The meeting began with openings on the Juché Idea, along with cultural films and discussion on the philosophy that guides the Workers Party of Korea in the building and defence of the DPRK.     
Dermot Hudson, who chaired the meeting, said: “Today 16th February is the 71st anniversary of the birth of the great leader comrade Kim Jong Il, the sun of Songun. It is rightfully celebrated as the Day of the Shining Star by the Korean people and the progressive and revolutionary peoples of the entire world.
Today when the Democratic People's Republic of Korea faces unprecedented threats from US and world imperialism it becomes ever more important for Juché idea and Songun idea followers to uphold this occasion. Marking the birth anniversary of the great leader comrade Kim Jong Il is an act of positive solidarity with the DPRK in its struggle against US imperialism.
“Today the DPRK is one of the few countries in the world that it is not a member of the IMF, World Bank or World Trade Organisation. It does not have a foreign owned or privately owned central bank. Moreover it does not have any foreign troops stationed on its soil and does not take orders from other countries, as has been demonstrated recently. This is the proud legacy of leader Kim Jong Il and why we uphold his birth anniversary
“We remember the great leader comrade Kim Jong Il on the occasion of the anniversary of his birth for manifold and excellent ideological and theoretical achievements as well his role as a great people's leader and constructor of socialism.
“Today the Korean people under the guidance of the dear respected Marshal Kim Jong Un hold the great leader comrade Kim Jong Il in high esteem as they complete the Juché revolutionary cause. Under Marshal Kim Jong Un the Korean people will advance along the road of independence, Songun and socialism charted by the great leaders comrades Kim Il Sung and Kim Jong Il and win final victory.”
Next Shaun Pickford of the Juché Idea Study Group spoke about the Kim Jong Il’s immense contribution to socialist philosophy. He said that Kim Jong Il’s classic work Abuses of Socialism Are Intolerable that was written soon after the counter-revolutions in the Soviet Union and the people’s democracies of eastern Europe, was a brave work that refuted the slanders of the imperialists and reactionaries against socialism and the socialist idea and exposed the fallacies of revisionism and opportunism.

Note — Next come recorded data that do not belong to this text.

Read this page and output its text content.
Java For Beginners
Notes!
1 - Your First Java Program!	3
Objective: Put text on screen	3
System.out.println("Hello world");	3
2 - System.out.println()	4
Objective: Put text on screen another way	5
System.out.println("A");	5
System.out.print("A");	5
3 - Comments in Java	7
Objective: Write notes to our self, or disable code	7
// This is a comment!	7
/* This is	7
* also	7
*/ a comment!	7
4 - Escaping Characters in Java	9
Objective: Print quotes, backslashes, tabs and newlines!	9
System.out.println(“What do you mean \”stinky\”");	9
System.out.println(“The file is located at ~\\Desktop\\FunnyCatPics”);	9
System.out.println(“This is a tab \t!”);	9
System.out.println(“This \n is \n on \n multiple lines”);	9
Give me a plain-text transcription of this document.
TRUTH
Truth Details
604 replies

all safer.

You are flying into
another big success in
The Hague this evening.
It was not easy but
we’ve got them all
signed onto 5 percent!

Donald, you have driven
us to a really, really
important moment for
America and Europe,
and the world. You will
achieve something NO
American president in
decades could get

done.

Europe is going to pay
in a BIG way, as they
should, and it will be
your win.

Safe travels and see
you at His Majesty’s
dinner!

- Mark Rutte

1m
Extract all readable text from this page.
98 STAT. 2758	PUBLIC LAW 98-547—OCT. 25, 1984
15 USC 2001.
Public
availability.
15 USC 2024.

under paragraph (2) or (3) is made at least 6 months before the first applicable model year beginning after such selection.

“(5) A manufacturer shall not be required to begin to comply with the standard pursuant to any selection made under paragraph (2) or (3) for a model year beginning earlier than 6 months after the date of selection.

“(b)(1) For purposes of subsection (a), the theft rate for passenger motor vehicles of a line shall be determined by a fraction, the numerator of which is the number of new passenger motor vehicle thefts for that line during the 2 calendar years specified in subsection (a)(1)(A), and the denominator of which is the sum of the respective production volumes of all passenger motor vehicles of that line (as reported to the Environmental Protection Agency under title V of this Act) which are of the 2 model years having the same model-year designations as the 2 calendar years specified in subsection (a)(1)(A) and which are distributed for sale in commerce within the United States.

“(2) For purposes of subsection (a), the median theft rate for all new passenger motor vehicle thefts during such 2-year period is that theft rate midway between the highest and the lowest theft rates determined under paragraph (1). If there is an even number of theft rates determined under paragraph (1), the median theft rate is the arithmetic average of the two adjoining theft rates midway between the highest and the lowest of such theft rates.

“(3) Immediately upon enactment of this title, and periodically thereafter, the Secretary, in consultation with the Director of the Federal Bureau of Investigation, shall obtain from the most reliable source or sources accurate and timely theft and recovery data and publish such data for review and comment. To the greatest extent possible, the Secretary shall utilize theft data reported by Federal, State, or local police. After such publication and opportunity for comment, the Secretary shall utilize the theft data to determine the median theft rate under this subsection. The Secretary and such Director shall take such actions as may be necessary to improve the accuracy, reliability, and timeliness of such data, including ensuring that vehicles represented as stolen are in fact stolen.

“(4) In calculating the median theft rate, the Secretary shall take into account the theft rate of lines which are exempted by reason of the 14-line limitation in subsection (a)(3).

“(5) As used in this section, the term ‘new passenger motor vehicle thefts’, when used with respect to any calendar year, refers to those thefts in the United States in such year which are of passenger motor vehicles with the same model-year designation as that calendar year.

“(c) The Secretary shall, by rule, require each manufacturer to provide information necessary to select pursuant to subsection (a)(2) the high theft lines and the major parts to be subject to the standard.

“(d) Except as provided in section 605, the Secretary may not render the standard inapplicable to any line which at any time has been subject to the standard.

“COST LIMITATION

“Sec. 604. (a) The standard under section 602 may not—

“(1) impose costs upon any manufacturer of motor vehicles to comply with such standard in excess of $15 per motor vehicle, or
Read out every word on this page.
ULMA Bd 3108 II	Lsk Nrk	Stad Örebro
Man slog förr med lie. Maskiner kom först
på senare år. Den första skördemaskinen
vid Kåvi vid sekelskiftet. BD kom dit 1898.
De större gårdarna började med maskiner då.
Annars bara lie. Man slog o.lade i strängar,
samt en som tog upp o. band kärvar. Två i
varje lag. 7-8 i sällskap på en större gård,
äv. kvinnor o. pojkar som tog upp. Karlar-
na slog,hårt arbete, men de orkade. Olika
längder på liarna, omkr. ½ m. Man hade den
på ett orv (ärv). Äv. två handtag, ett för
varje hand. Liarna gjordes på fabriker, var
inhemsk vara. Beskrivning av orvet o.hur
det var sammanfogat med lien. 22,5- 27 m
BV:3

Despite the intensification of the moves of the imperialists to stifle Korean style socialism the DPRK has held firm. During the period of the "arduous march" in the DPRK not one hospital or school closed down and now it was taking giant steps into the 21st century to build a modern socialist republic.
            Many useful suggestions were made to actively expand and develop solidarity with the DPRK, including the need for a more vigorous expose of the south Korean puppet regime and to step up the campaign to free Ro Su Hui, the south Korean peace campaigner jailed for four years by the puppet regime. He was arrested in July 2012 after he returned from a visit to the north. Ro was arrested and detained by the south Korean puppet regime under the so-called "National Security Law" which punishes south Koreans for visiting north Korea or sympathising with it in anyway.
            And informal discussion continued over refreshments long after the close of the formal part of the meeting.